若是推行的好便繼續推行下去,若是未能達到想要的效果,那便暫時停止。
新帝最後發話,算是給了定論。
無論朝堂中其他官員是滿意還是不滿意,都需閉嘴。
關於這件事情,秦白元還問過荊鵬仙長的看法。
他原本以為荊鵬仙長到現在才當官,見到這前朝未有之法或許會不滿。
可謂想到對方,竟是誇讚了這一政令。
荊鵬仙長撫摸著自己的長須:「陛下此法的確與眾不同,應當為鵠梁的發展,若是真有值得重用的賢才,又何關其它呢?」
秦白元朝他恭敬地行了一禮:「仙長所言甚是。」
此事這便算是定了下來。
對此,魏清妧還沒準備好,她忽然聽說了朝中傳來的訊息。
過去的魏府目前仍在修繕之中,她想或許之後,自己便會住在那府中。
可每次有這種想法時,她心尖都會感到一陣小小的刺痛,就彷彿住在此處,會提醒著她過去發生的一切。
可又想到日後能將父親母親的牌位都列於府中祠堂,便也覺得值得。
可沒想到這麼快就在朝堂上聽說新帝已是準備推行女官制的訊息。
魏清妧還沒準備好是否需要為官。
這段時日還有蔣丞相派出的人找上門來,說是要給她什麼補償。
關於蔣丞相其人,魏清妧是曾見過的,也是之後一直聽說的。
他過去和她父親是至交好友,之前為魏桓終說情還被打了板子,牽連自身。
可一直到之後,他也幫不上什麼忙。
蔣丞相很想見她一面,但魏清妧每每都是拒絕。
她也沒有做好見故人的心理準備。
就算此時見了又能如何呢?過去終究是回不去的。
而且他若是尋自己,又要說到過去的事情,難免會傷懷。
加上他們一家人流放在極寒之地的日子,那段回憶魏清妧不想再想起。
可蔣丞相派人來了幾次,看上去很執著的模樣,更是帶了不少東西。
之後還有一封信,交代了這些年的經過。
魏清妧這才知道他們並沒有被所有人放棄,至少像這蔣丞相依舊是在尋找,只不過沒有找到。

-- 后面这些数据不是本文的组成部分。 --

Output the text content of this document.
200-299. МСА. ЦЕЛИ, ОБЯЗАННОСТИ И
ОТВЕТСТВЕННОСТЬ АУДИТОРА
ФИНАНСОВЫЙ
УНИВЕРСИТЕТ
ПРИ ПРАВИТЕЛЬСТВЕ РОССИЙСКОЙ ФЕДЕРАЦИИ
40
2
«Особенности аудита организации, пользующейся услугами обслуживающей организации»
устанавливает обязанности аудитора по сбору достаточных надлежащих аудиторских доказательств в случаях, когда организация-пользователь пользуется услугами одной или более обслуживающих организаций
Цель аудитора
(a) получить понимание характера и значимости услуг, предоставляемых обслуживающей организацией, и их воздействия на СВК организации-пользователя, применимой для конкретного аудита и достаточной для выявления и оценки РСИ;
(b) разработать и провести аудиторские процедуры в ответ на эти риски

她並不懷疑過去他同自己父親的情誼,可這補償著實來得太晚了些。
魏清妧擔心自己這次若是再不收,他之後還要往還未修繕好的魏府中送,只好收下了。
在信中她才知道蔣丞相不忘舊情。
他偷偷在自己府邸不遠處,為過去的同門魏桓終修了一處衣冠冢,立了一塊石碑。
他將這種的位置寫給了魏清妧,並且表明若是魏清妧在意,或許可以過去看看。
並且現在沉冤昭雪,之後魏清妧若想將她父親的墳遷往他處,也可安排。
這一下子就讓魏清妧心中震盪,她沒想到對方還留著自己父親的衣冠冢。
在長寧帝將魏桓終處以死罪後,此人因犯謀反之罪,自是屍骨無存。
就算是這,也依舊是個念想。
魏清妧特意挑了一個沒人的時間去了,那處衣冠冢立的碑前,不敢刻上魏桓終大名,只是寫的很隱晦。
可現在一切都不一樣。
她父親的姓名終於可以顯露在這朗朗乾坤之下。
魏家也是徹徹底底和謀反之罪沒了關係。